Die “bestmögliche Replika” machen – nicht weniger ist der Anspruch Bar- Hamas, wenn er den Bibliotheksraum in ein Fotostudio verwandelt. Er setzt Speziallinsen ein und verwendet einen Blitz mit UV- Schutz, der die empfindlichen Manuskripte nicht angreift. Eine Doppelseite nach der anderen fotografiert er so ab, ohne dass die Bücher wie beim Scannen besonders weit geöffnet werden müssen. Platten setzt er nur in Ausnahmefällen ein, um die Objekte zu schützen.

Regelmässig kommt Ardon Bar- Hama nach Amsterdam. Dann lichtet er in vier Tagen 5.000 Doppelseiten ab, bevor er zum Shabbat zurück nach Israel fliegt. Ein Drittel der Manuskripte hat er in diesem Pensum schon digitalisiert. Der Rest soll in den nächsten zwei Jahren folgen. Ein arbeitsintensives und teures Unterfangen, das Ets Haim nur mit der Hilfe externer Sponsoren bewerkstelligen kann. Gut 15.000 Abbildungen auf der Website etshaimmanuscripts.nl geben schon heute einen Überblick über Werke aus Halacha, Talmud, Musik, Medizin oder Astronomie.

Die inhaltliche Breite hat ihren Grund:  Hervorgegangen nämlich ist Ets Haim aus einer jüdischen Bildungseinrichtung, nachdem sich Ende des 16. Jahrhunderts die ersten sephardischen Juden in Amsterdam niedergelassen hatten. Diese waren auf der iberischen Halbinsel zwangsweise konvertiert. “Es gab darum grosse Wissenslücken und einen entsprechenden Bedarf, Dinge über das Judentum zu lernen und eine gemeinsame Identität entwickeln”, so Bibiothekarin Warncke.

Ab 1616 belegen Quellen, das in der Gemeinde Bet Ya`akov unterrichtet wurde. Um Studenten von Grundschule bis Universitätsniveau finanziell zu unterstützen, rief man 1639 die Gebroederschap Ets Haim ins Leben. Seit 1675 befindet sich die Bibliothek in den gleichen Räumen.
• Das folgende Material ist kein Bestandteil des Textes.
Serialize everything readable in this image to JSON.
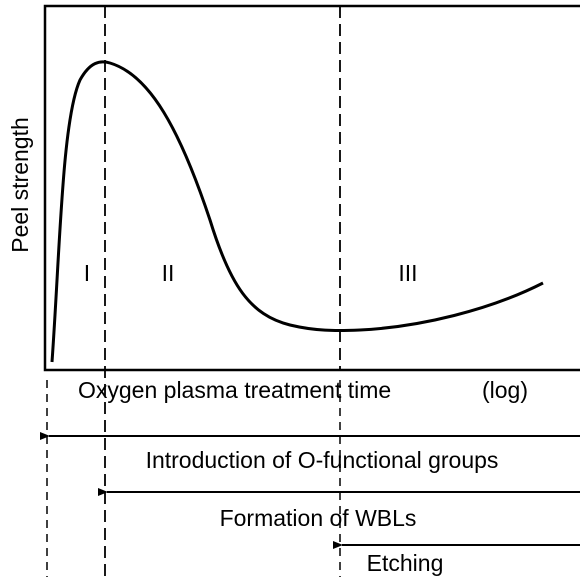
{
  "y_axis_label": "Peel strength",
  "regions": [
    "I",
    "II",
    "III"
  ],
  "x_axis_label": "Oxygen plasma treatment time",
  "x_axis_scale": "(log)",
  "processes": [
    "Introduction of O-functional groups",
    "Formation of WBLs",
    "Etching"
  ]
}
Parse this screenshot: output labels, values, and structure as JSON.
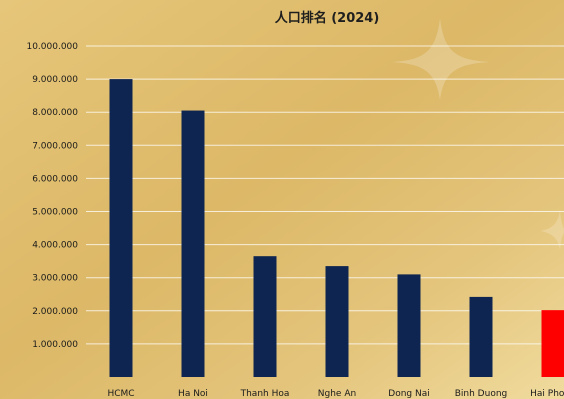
{
  "chart_data": {
    "type": "bar",
    "title": "人口排名 (2024)",
    "xlabel": "",
    "ylabel": "",
    "categories": [
      "HCMC",
      "Ha Noi",
      "Thanh Hoa",
      "Nghe An",
      "Dong Nai",
      "Binh Duong",
      "Hai Phong"
    ],
    "values": [
      9000000,
      8050000,
      3650000,
      3350000,
      3100000,
      2420000,
      2020000
    ],
    "ylim": [
      0,
      10000000
    ],
    "yticks": [
      1000000,
      2000000,
      3000000,
      4000000,
      5000000,
      6000000,
      7000000,
      8000000,
      9000000,
      10000000
    ],
    "ytick_labels": [
      "1.000.000",
      "2.000.000",
      "3.000.000",
      "4.000.000",
      "5.000.000",
      "6.000.000",
      "7.000.000",
      "8.000.000",
      "9.000.000",
      "10.000.000"
    ],
    "grid": true,
    "legend": "none"
  },
  "colors": {
    "bar": "#0d2550",
    "highlight_bar": "#ff0000",
    "background_light": "#f1dc9a",
    "background_dark": "#d4ad5c"
  },
  "highlight_category": "Hai Phong"
}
Der heutige Bestand ist also die damalige Lehrbücherei, ergänzt um die Sammlung David Montezinos, der Ende des 19. Jahrhunderts Bibliothekar von Ets Haim war.

Nicht zuletzt die Manuskripte reflektieren durchaus die Lage der jüdischen Pioniere Amsterdams. “Einige sind sehr üppig dekoriert”, erzählt Heide Warncke. Ähnliche Zeugnisse der  christlichen Einflüsse in Identität und Bräuchen der Sefardim sieht man auch auf dem Friedhof der portugiesisch- jüdischen Gemeinde im nahen Ouderkerk, dessen Grabsteine auffällige Verzierungen haben, wie sie im iberischen Raum üblich waren.

Zu den besonderen Schätzen der Manuskript- Sammlung zählt das älteste Stück: eine Abschrift der Mishneh Torah von Maimonides von 1282. Auf der digitalen Abbildung ist zu erkennen, dass einige Passagen mit brauner Farbe unkenntlich gemacht sind. “Es sind messianische Stellen”, sagt Heide Warncke: “Man kann die Signatur der Zensoren sehen. Einer war der Bischof von Bolognia.”

À propos Messias: in der Bibliothek stösst man auch auf einen Brief, den die Amsterdamer Sefardische Gemeinde an Shabtai Zwi schrieb, den “Pseudo- Messias” des 17. Jahrhunderts. Alle wichtigen Gemeindemitglieder unterzeichneten, oben rechts prangt ein rotes Siegel. Ein seltenes Stück, da die Gemeinde nach der Enttarnung Shabtai Zwis eigentlich alles entsorgte, was an ihn erinnerte. Der Brief steht bereits auf der Website. Wenn der Rest des Digitalisierungs- Projekts abgeschlossen ist, wird Ets Haim über eine der grössten Online- Sammlungen jüdischer Schriften verfügen.